There is no need for each streaming library to duplicate all the work of
defining its own copies of sum, product, all, any, and, or,
minimum, maximum, etc.; a library that provides some kind of Stream type
needs only define a function to apply a fold to a stream ...
foldStream :: Fold a b -> Stream m a -> m b
... and then users can make use of any library of folds that they may find or
concoct. gambler itself contains much of the functionality of the standard
Data.List module, but there are more things in heaven and earth than are
dreamt of in this package.
Intro to NonemptyFold
There are some kinds of folding that only work if the input it nonempty.
Suppose, for example, we want the greatest of all the items. If there are no
items, there is no greatest item. We express this sort of thing with a slight
modification to Fold:
data NonemptyFold a b = forall x. NonemptyFold
{ initial :: a -> x
, step :: x -> a -> x
, extract :: x -> b }
The only thing that's different is the type of the initial field has changed
from x to a -> x; it is now parameterized on the first item.

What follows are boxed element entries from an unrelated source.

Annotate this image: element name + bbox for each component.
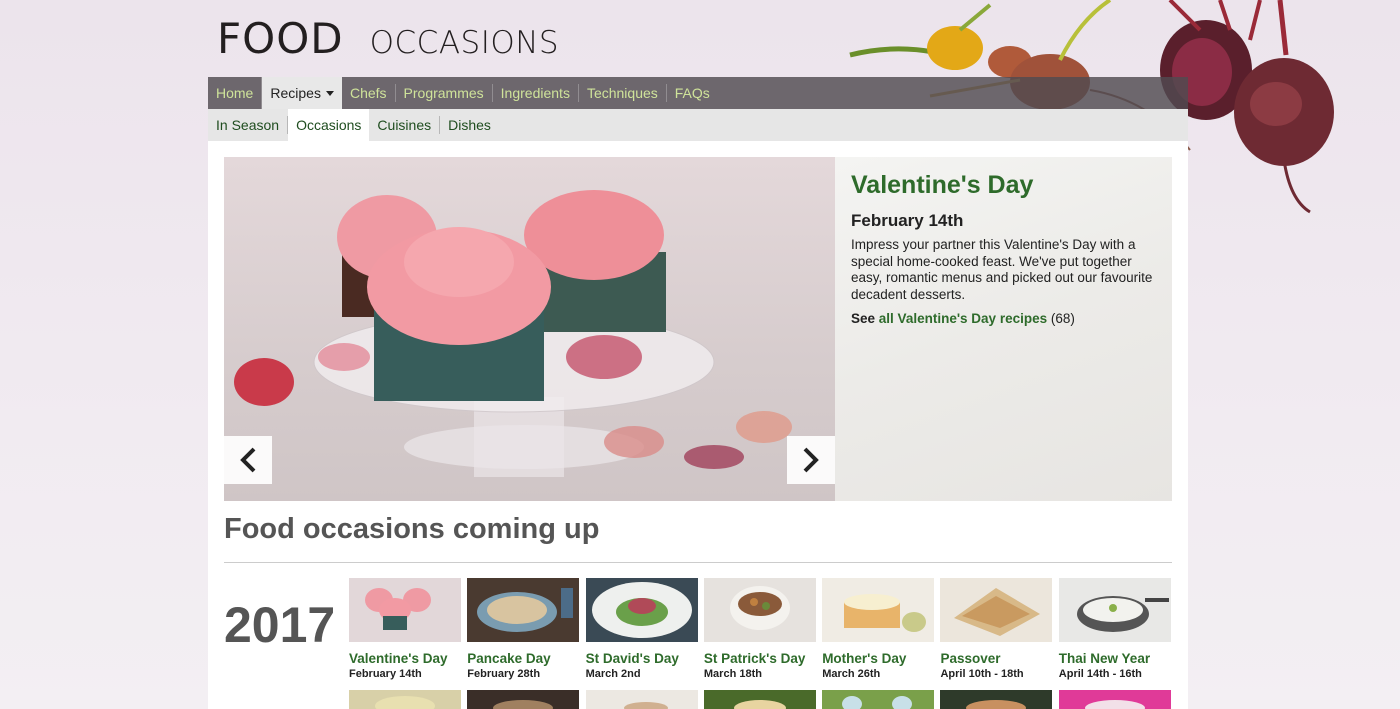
site-header: FOOD OCCASIONS xyxy=(208,0,1188,77)
occasion-thumbnail[interactable] xyxy=(1058,578,1171,642)
site-logo[interactable]: FOOD OCCASIONS xyxy=(217,14,559,63)
nav-home[interactable]: Home xyxy=(208,77,263,109)
occasion-card[interactable]: Thai New Year April 14th - 16th xyxy=(1058,578,1171,680)
hero-description: Impress your partner this Valentine's Da… xyxy=(851,237,1153,302)
sub-nav: In Season Occasions Cuisines Dishes xyxy=(208,109,1188,141)
occasion-name[interactable]: Pancake Day xyxy=(467,651,579,666)
hero-image-cupcakes[interactable] xyxy=(224,157,835,501)
occasion-name[interactable]: St Patrick's Day xyxy=(704,651,816,666)
chevron-left-icon xyxy=(240,447,256,473)
occasion-thumbnail[interactable] xyxy=(940,578,1053,642)
see-prefix: See xyxy=(851,311,876,326)
occasion-thumbnail[interactable] xyxy=(703,690,816,709)
caret-down-icon xyxy=(325,90,334,96)
occasion-name[interactable]: Thai New Year xyxy=(1059,651,1171,666)
logo-word-occasions: OCCASIONS xyxy=(369,25,560,61)
coming-up-heading: Food occasions coming up xyxy=(224,513,600,545)
occasion-thumbnail[interactable] xyxy=(703,578,816,642)
occasion-name[interactable]: Passover xyxy=(940,651,1052,666)
occasion-thumbnail[interactable] xyxy=(349,578,461,642)
subnav-occasions[interactable]: Occasions xyxy=(288,109,370,141)
occasion-date: April 10th - 18th xyxy=(940,668,1024,680)
nav-faqs[interactable]: FAQs xyxy=(667,84,718,102)
occasion-thumbnail[interactable] xyxy=(467,578,580,642)
occasion-thumbnail[interactable] xyxy=(1058,690,1171,709)
section-divider xyxy=(224,562,1172,563)
subnav-in-season[interactable]: In Season xyxy=(208,116,289,134)
occasions-list-row-2 xyxy=(349,690,1177,709)
hero-title[interactable]: Valentine's Day xyxy=(851,171,1156,200)
hero-date: February 14th xyxy=(851,211,964,230)
occasion-card[interactable]: St David's Day March 2nd xyxy=(585,578,698,680)
nav-programmes[interactable]: Programmes xyxy=(396,84,493,102)
occasion-thumbnail[interactable] xyxy=(585,690,698,709)
occasion-thumbnail[interactable] xyxy=(349,690,461,709)
occasion-thumbnail[interactable] xyxy=(467,690,580,709)
subnav-cuisines[interactable]: Cuisines xyxy=(369,116,441,134)
occasion-date: March 26th xyxy=(822,668,881,680)
main-content: Valentine's Day February 14th Impress yo… xyxy=(208,141,1188,709)
occasion-thumbnail[interactable] xyxy=(940,690,1053,709)
occasion-name[interactable]: St David's Day xyxy=(586,651,698,666)
occasion-date: March 18th xyxy=(703,668,762,680)
occasion-card[interactable]: Pancake Day February 28th xyxy=(467,578,580,680)
occasion-date: February 28th xyxy=(467,668,541,680)
nav-ingredients[interactable]: Ingredients xyxy=(493,84,579,102)
occasion-thumbnail[interactable] xyxy=(822,578,935,642)
carousel-prev-button[interactable] xyxy=(224,436,272,484)
chevron-right-icon xyxy=(803,447,819,473)
hero-info-panel: Valentine's Day February 14th Impress yo… xyxy=(835,157,1172,501)
occasion-date: April 14th - 16th xyxy=(1058,668,1142,680)
occasion-card[interactable]: St Patrick's Day March 18th xyxy=(703,578,816,680)
subnav-dishes[interactable]: Dishes xyxy=(440,116,499,134)
occasion-date: March 2nd xyxy=(585,668,641,680)
hero-see-all: See all Valentine's Day recipes (68) xyxy=(851,311,1156,326)
occasion-date: February 14th xyxy=(349,668,422,680)
nav-chefs[interactable]: Chefs xyxy=(342,84,396,102)
hero-carousel: Valentine's Day February 14th Impress yo… xyxy=(224,157,1172,501)
occasion-thumbnail[interactable] xyxy=(822,690,935,709)
recipe-count: (68) xyxy=(1050,311,1075,326)
occasion-thumbnail[interactable] xyxy=(585,578,698,642)
carousel-next-button[interactable] xyxy=(787,436,835,484)
occasion-name[interactable]: Mother's Day xyxy=(822,651,934,666)
occasion-card[interactable]: Passover April 10th - 18th xyxy=(940,578,1053,680)
logo-word-food: FOOD xyxy=(217,14,344,63)
nav-recipes-label: Recipes xyxy=(270,85,321,101)
main-nav: Home Recipes Chefs Programmes Ingredient… xyxy=(208,77,1188,109)
occasion-card[interactable]: Valentine's Day February 14th xyxy=(349,578,461,680)
year-label: 2017 xyxy=(224,597,336,653)
see-all-recipes-link[interactable]: all Valentine's Day recipes xyxy=(879,311,1047,326)
occasion-name[interactable]: Valentine's Day xyxy=(349,651,461,666)
nav-techniques[interactable]: Techniques xyxy=(579,84,667,102)
occasion-card[interactable]: Mother's Day March 26th xyxy=(822,578,935,680)
occasions-list: Valentine's Day February 14th Pancake Da… xyxy=(349,578,1177,680)
nav-recipes[interactable]: Recipes xyxy=(262,77,342,109)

The notion of selecting greatest item can now be expressed as:
maximum = NonemptyFold{ initial = id, step = max, extract = id }
A NonemptyFold can be converted to a Fold using Fold.Pure.nonemptyFold.
The conversion changes the fold's return type from b to Maybe b to
accommodate the possibility of empty input.
Intro to EffectfulFold
There is a related function in base that does the same thing as foldl' but
in a monadic context:
foldM :: Foldable t => Monad m => (b -> a -> m b) -> b -> t a -> m b
This allows us to perform effects as we fold.

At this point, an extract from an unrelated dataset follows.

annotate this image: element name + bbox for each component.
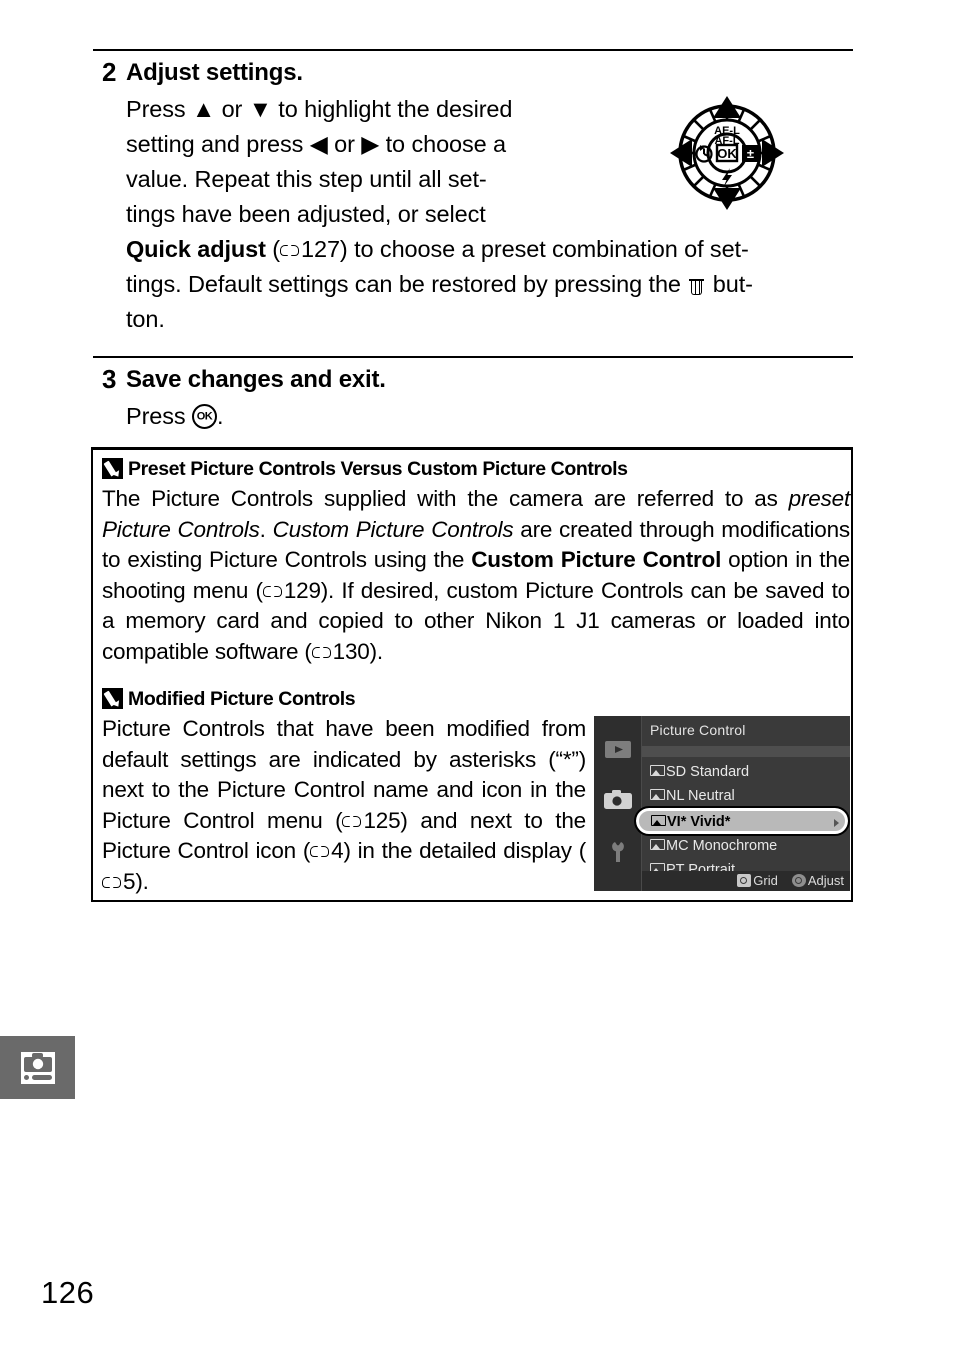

λ> import qualified Control.Monad as Monad
λ> Monad.foldM (\x a -> putStrLn ("* " <> show a) $> (x + a)) 0 [1..5]
* 1
* 2
* 3
* 4
* 5
15
The type we define corresponding to the arguments of Monad.foldM is:
data EffectfulFold m a b = forall x. EffectfulFold
{ initial :: m x
, step :: x -> a -> m x
, extract :: x -> m b }
A regular Fold can be converted to an EffectfulFold of any monad using
Fold.Effectful.fold.
The Applicative instances
The Fold and EffectfulFold applicatives are great for computing multiple folds
over a collection in one pass over the data. For example, suppose that you want
to compute both the sum and the length of a list. The following approach works,
but it uses space inefficiently:
import qualified Data.List as List
sumAndLength :: Num a => [a] -> (a, Natural)
sumAndLength xs = (List.sum xs, List.genericLength xs)
The problem is this goes over the list in two passes. If you demand the result
of sum, the Haskell runtime will materialize the entire list. However, the
runtime cannot garbage collect the list because the list is still required for
the call to length. The space requirement of sumAndLength is therefore
linear with respect to the size of the list. We can do much better.
With gambler, we can instead write:
import qualified Fold
sumAndLength :: Num a => [a] -> (a, Natural)
sumAndLength = Fold.runFold $ (,) <$> Fold.sum <*> Fold.length
This achieves the same result using constant space.
Quick start
To get quickly playing around with gambler, launch GHCi using cabal:
cabal repl --build-depends gambler
The example from the previous section can be run as follows:
λ> import qualified Fold
λ> Fold.runFold ((,) <$> Fold.sum <*> Fold.length) [1..1000000]
(500000500000,1000000)
This gambler package is mostly a copy of foldl, with some features removed
to minimize its dependency set. What remains in gambler is essentially the
same as what can be found in foldl version 1.4.13, subject only to
reorganization, renaming, and minor modifications.
Future plans
Once the Foldable1 class has been added to base, the type of
Fold.Nonempty.run may be generalized to accommodate it.